Paris Saint-Germain steht erstmals seit 25 Jahren im Halbfinale der Fußball-Champions-League. Der Mitfavorit benötigte dafür am Mittwoch zum Auftakt des Finalturniers in Lissabon aber eine gehörige Portion Glück. PSG verhinderte das Aus gegen Außenseiter Atalanta Bergamo mit zwei späten Toren. Nach dem 2:1-Sieg geht es im Halbfinale nächsten Dienstag gegen RB Leipzig oder Atletico Madrid.
Die märchenhafte Saison Atalantas, des Clubs aus der vom Coronavirus besonders hart getroffenen Stadt in der Lombardei, endete mit einem Drama. Mario Pasalic hatte den Dritten der italienischen Serie A vor der Pause in Führung gebracht (27.). Im Finish drehten Tore von Marquinhos (90.) und Eric Maxim Choupo-Moting (93.) aber die Partie.
PSG kratzte gerade noch die Kurve. Seit dem Einstieg der potenten Geldgeber aus Katar im Jahr 2011 war Frankreichs Serienmeister in der "Königsklasse" nie weiter als ins Viertelfinale vorgedrungen. Der Bann wurde nach der Corona-Pause unter besonderen Umständen gebrochen - mit einer Entscheidung in nur einem Spiel und ohne Zuschauer.
Ein neuerliches Aus hätte Trainer Thomas Tuchel schwer in Bedrängnis gebracht. Angeschlagen war der Deutsche am Ende aber nur, weil er nach seinem Mittelfußknochenbruch auf Krücken jubeln musste. Auch Kylian Mbappe hatte seinen Anteil am Aufstieg. Der Jungstar saß wegen seiner vor drei Wochen erlittenen Knöchelverletzung zwar vorerst nur auf der Ersatzbank, brachte nach seiner Einwechslung in der 60. Minute aber neuen Schwung.
Bei Atalanta fehlte Topstar Josip Ilicic aus persönlichen Gründen. Dem Slowenen sollen die tragischen Auswirkungen des Coronavirus in Bergamo besonders nahegegangen sein. Der 32-Jährige reiste nicht mit dem Team nach Lissabon. Im Achtelfinal-Rückspiel im März in Valencia (4:3) hatte er noch alle vier Tore erzielt.

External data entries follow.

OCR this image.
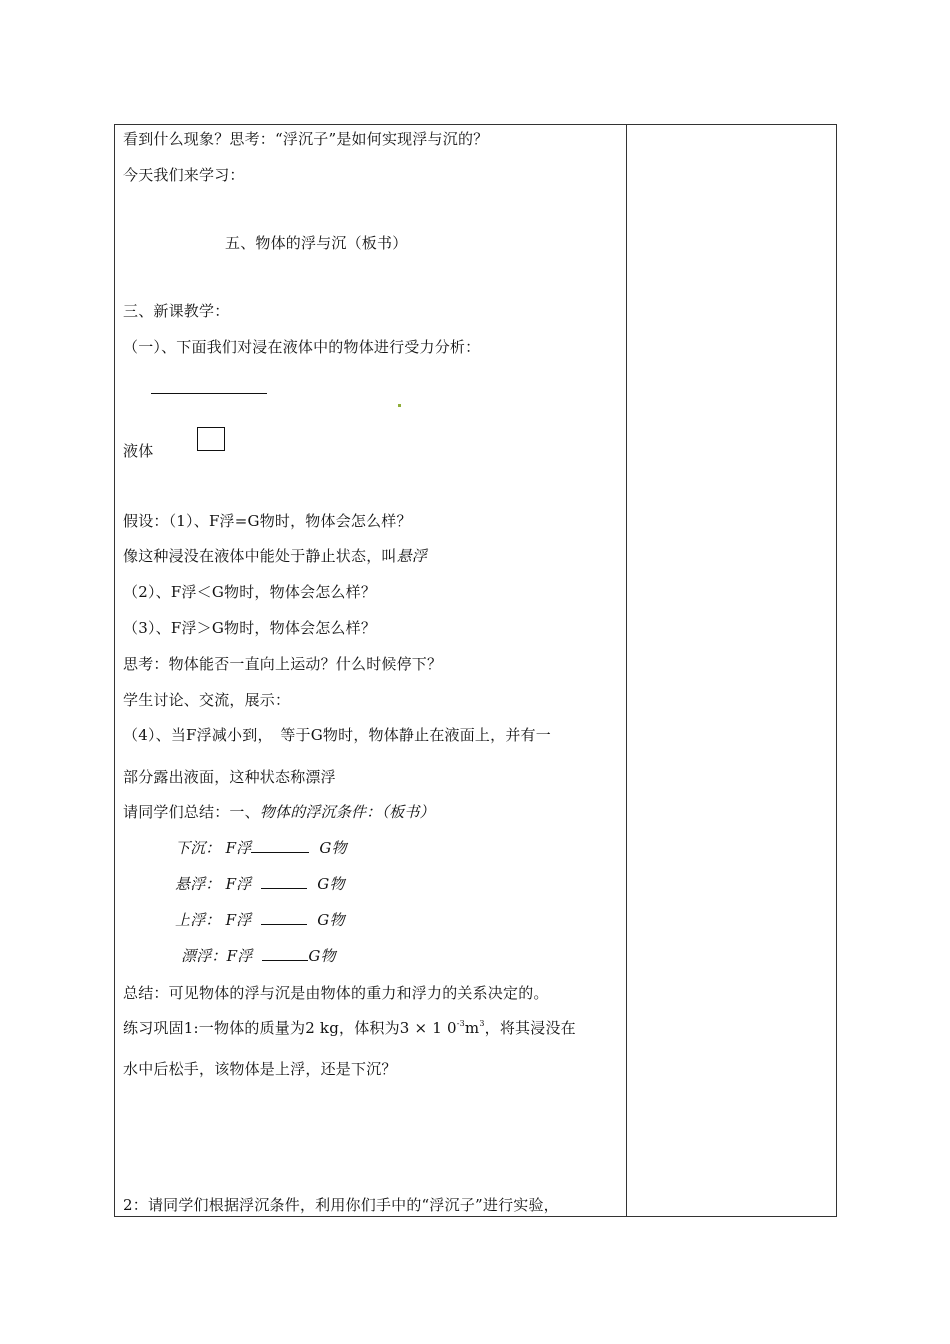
看到什么现象？思考：“浮沉子”是如何实现浮与沉的？
今天我们来学习：
五、物体的浮与沉（板书）
三、新课教学：
（一）、下面我们对浸在液体中的物体进行受力分析：
液体
假设：（1）、F浮=G物时，物体会怎么样？
像这种浸没在液体中能处于静止状态，叫悬浮
（2）、F浮＜G物时，物体会怎么样？
（3）、F浮＞G物时，物体会怎么样？
思考：物体能否一直向上运动？什么时候停下？
学生讨论、交流，展示：
（4）、当F浮减小到，　等于G物时，物体静止在液面上，并有一
部分露出液面，这种状态称漂浮
请同学们总结：一、物体的浮沉条件：（板书）
下沉： F浮	G物
悬浮： F浮	G物
上浮： F浮	G物
漂浮：F浮	G物
总结：可见物体的浮与沉是由物体的重力和浮力的关系决定的。
练习巩固1:一物体的质量为2 kg，体积为3 × 1 $0^{-3}m^3$，将其浸没在
水中后松手，该物体是上浮，还是下沉？
2：请同学们根据浮沉条件，利用你们手中的“浮沉子”进行实验，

Doch auch ohne große Namen kratzte Atalanta am erst zweiten Einzug der Clubgeschichte in ein Europacup-Halbfinale. 1987/88 waren die Lombarden im Cup der Cupsieger in die Vorschlussrunde vorgedrungen. In der Champions League durfte das von Gian Piero Gasperini betreute No-Name-Team in dieser Saison überhaupt das erste Mal mitwirken.
PSG hatte zwar schon vor der Pause mehr Spielanteile, Atalanta ging mit seinem schnörkellosen, geradlinigen Spiel aber nicht unverdient in Führung. Pasalic kam im Strafraum etwas glücklich an den Ball, weil Duvan Zapata gut nachgesetzt hatte. Der Kroate versenkte den Ball souverän im linken Eck. Davor hatte bereits Hans Hateboer mit einem Kopfball angeklopft (11.)
Auf der Gegenseite ließ PSG-Superstar Neymar in ungewohnter Manier mehrere Großchancen liegen. Bereits in der dritten Minute schoss der Brasilianer alleine vor Bergamos Ersatztorhüter Marco Sportiello weit daneben. Nach einer Einzelaktion zielte Neymar ebenso zu ungenau (28.) wie nach einem missglückten Rückpass Atalantas (42.).
Nach Seitenwechsel verlegte sich Atalanta primär auf das Verteidigen. Das schien lange gutzugehen, im Finish aber drehten die Pariser die Partie. Marquinhos traf nach Ballannahme und Querpass von Neymar mit einem abgefälschten Schuss aus kurzer Distanz.
Die Entscheidung brachte drei Minuten später eine Kombination der beiden Superstars: Neymar bediente den im richtigen Moment gestarteten Mbappe, dessen Hereingabe versenkte Choupo-Moting. Bei den Parisern brachen alle Dämme. Zuletzt waren sie 1995 im Halbfinale der Königsklasse vertreten. Dort unterlagen sie damals dem AC Milan mit 0:1 und 0:2.